Sulfur‐Assisted Surface Modification of Lithium‐Rich Manganese‐Based Oxide toward High Anionic Redox Reversibility

Energy storage via anionic redox provides extra capacity for lithium‐rich manganese‐based oxide cathodes at high voltage but causes gradual structural collapse and irreversible capacity loss with generation of On− (0 ≤ n < 2) species upon deep oxidation. Herein, the stability and reversibility of anionic redox reactions are enhanced by a simple sulfur‐assisted surface modification method, which not only modulates the material's energy band allowing feasible electron release from both bonding and antibonding bands, but also traps the escaping On− via an as‐constructed SnS2−x−σOy coating layer and return them to the host lattice upon discharge. The regulation of anionic redox inhibits the irreversible structural transformation and parasitic reactions, maintaining the specific capacity retention of as‐modified cathode up to 94% after 200 cycles at 100 mA g−1, along with outstanding voltage stability. The reported strategy incorporating energy band modulation and oxygen trapping is promising for the design and advancement of other cathodes storing energy through anion redox.

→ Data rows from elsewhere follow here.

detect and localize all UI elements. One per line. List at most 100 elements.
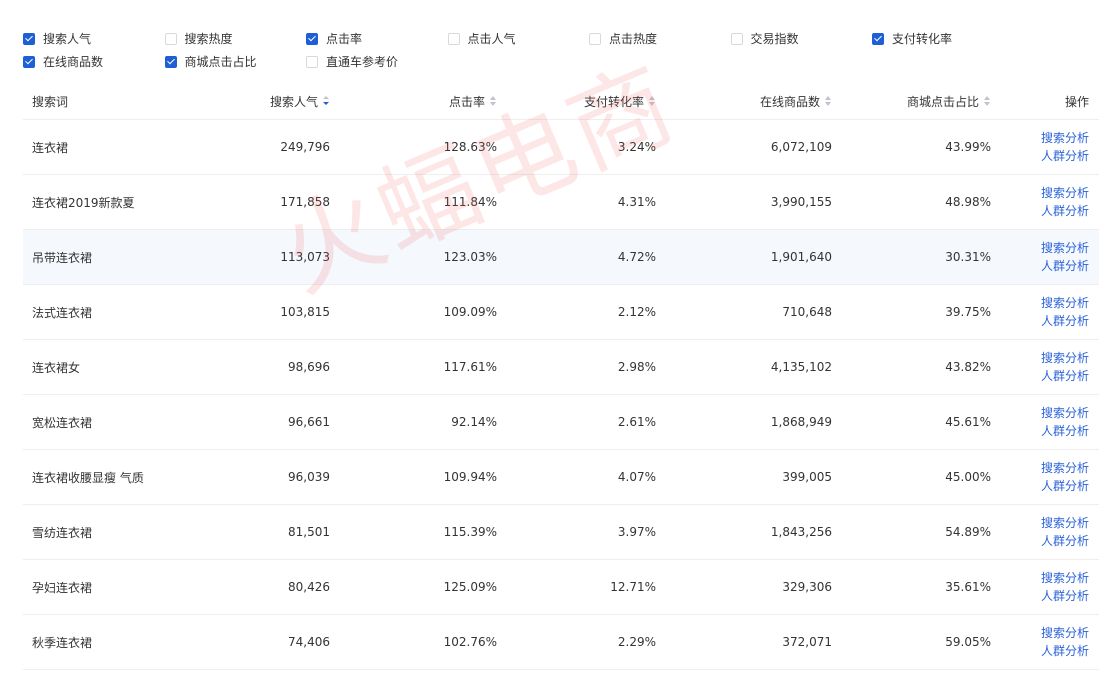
cell-online-items: 372,071 [782, 635, 832, 649]
sort-icon[interactable] [489, 96, 497, 106]
cell-search-popularity: 96,039 [288, 470, 330, 484]
filter-checkbox-item[interactable]: 点击人气 [447, 30, 590, 47]
cell-mall-click-share: 54.89% [945, 525, 991, 539]
filter-checkbox-item[interactable]: 商城点击占比 [164, 53, 307, 70]
cell-keyword: 连衣裙收腰显瘦 气质 [32, 470, 144, 485]
filter-checkbox-item[interactable]: 交易指数 [730, 30, 873, 47]
crowd-analysis-link[interactable]: 人群分析 [1041, 477, 1089, 495]
cell-keyword: 吊带连衣裙 [32, 250, 93, 265]
filter-checkbox-item[interactable]: 在线商品数 [23, 53, 165, 70]
crowd-analysis-link[interactable]: 人群分析 [1041, 532, 1089, 550]
search-analysis-link[interactable]: 搜索分析 [1041, 514, 1089, 532]
cell-click-rate: 109.09% [443, 305, 497, 319]
cell-pay-conversion: 2.12% [617, 305, 656, 319]
crowd-analysis-link[interactable]: 人群分析 [1041, 642, 1089, 660]
cell-mall-click-share: 45.61% [945, 415, 991, 429]
keyword-analysis-page: 搜索人气 搜索热度 点击率 点击人气 点击热度 交易指数 支付转化率 在线商品数 商城点击占比… [0, 0, 1099, 691]
search-analysis-link[interactable]: 搜索分析 [1041, 184, 1089, 202]
filter-label: 点击率 [326, 32, 363, 46]
filter-checkbox-item[interactable]: 点击热度 [589, 30, 731, 47]
checkbox-unchecked-icon[interactable] [306, 55, 318, 68]
filter-checkbox-item[interactable]: 搜索热度 [164, 30, 307, 47]
search-analysis-link[interactable]: 搜索分析 [1041, 459, 1089, 477]
checkbox-checked-icon[interactable] [23, 32, 35, 45]
cell-pay-conversion: 2.98% [617, 360, 656, 374]
header-mall-click-share[interactable]: 商城点击占比 [832, 93, 991, 110]
cell-click-rate: 111.84% [443, 195, 497, 209]
cell-search-popularity: 74,406 [288, 635, 330, 649]
search-analysis-link[interactable]: 搜索分析 [1041, 239, 1089, 257]
header-label: 在线商品数 [759, 94, 820, 109]
crowd-analysis-link[interactable]: 人群分析 [1041, 257, 1089, 275]
table-row: 雪纺连衣裙 81,501 115.39% 3.97% 1,843,256 54.89% 搜索… [23, 505, 1099, 560]
cell-actions: 搜索分析 人群分析 [991, 459, 1089, 495]
sort-icon[interactable] [983, 96, 991, 106]
search-analysis-link[interactable]: 搜索分析 [1041, 294, 1089, 312]
filter-label: 点击热度 [609, 32, 658, 46]
cell-actions: 搜索分析 人群分析 [991, 569, 1089, 605]
checkbox-unchecked-icon[interactable] [447, 32, 460, 45]
checkbox-unchecked-icon[interactable] [589, 32, 601, 45]
table-row: 连衣裙女 98,696 117.61% 2.98% 4,135,102 43.82% 搜索分… [23, 340, 1099, 395]
header-search-popularity[interactable]: 搜索人气 [223, 93, 330, 110]
cell-mall-click-share: 30.31% [945, 250, 991, 264]
header-click-rate[interactable]: 点击率 [330, 93, 497, 110]
filter-checkbox-item[interactable]: 支付转化率 [872, 30, 1014, 47]
table-row: 连衣裙收腰显瘦 气质 96,039 109.94% 4.07% 399,005 45.00… [23, 450, 1099, 505]
cell-mall-click-share: 43.82% [945, 360, 991, 374]
search-analysis-link[interactable]: 搜索分析 [1041, 129, 1089, 147]
cell-keyword: 孕妇连衣裙 [32, 580, 93, 595]
filter-checkbox-item[interactable]: 直通车参考价 [306, 53, 448, 70]
sort-icon[interactable] [824, 96, 832, 106]
filter-label: 交易指数 [750, 32, 799, 46]
cell-actions: 搜索分析 人群分析 [991, 404, 1089, 440]
cell-online-items: 1,868,949 [770, 415, 832, 429]
filter-checkbox-item[interactable]: 点击率 [306, 30, 448, 47]
crowd-analysis-link[interactable]: 人群分析 [1041, 312, 1089, 330]
sort-desc-active-icon[interactable] [322, 96, 330, 106]
filter-label: 支付转化率 [892, 32, 953, 46]
checkbox-checked-icon[interactable] [23, 55, 35, 68]
checkbox-checked-icon[interactable] [872, 32, 884, 45]
cell-pay-conversion: 4.31% [617, 195, 656, 209]
metric-filter-group: 搜索人气 搜索热度 点击率 点击人气 点击热度 交易指数 支付转化率 在线商品数 商城点击占比… [23, 27, 1083, 73]
cell-online-items: 710,648 [782, 305, 832, 319]
filter-checkbox-item[interactable]: 搜索人气 [23, 30, 165, 47]
cell-click-rate: 128.63% [443, 140, 497, 154]
cell-search-popularity: 249,796 [280, 140, 330, 154]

Sulfur‐assisted modification is introduced for the construction of SnS2−x−σOy coating and sulfur atoms substituting lattice oxygen. The sulfur anions in the lattice enhance the reversibility of the anionic redox by modulating the band of the redox‐active center. The additional coating effectively traps the escaping active oxygen, and the trapped oxygen and coating return to the pristine upon discharge.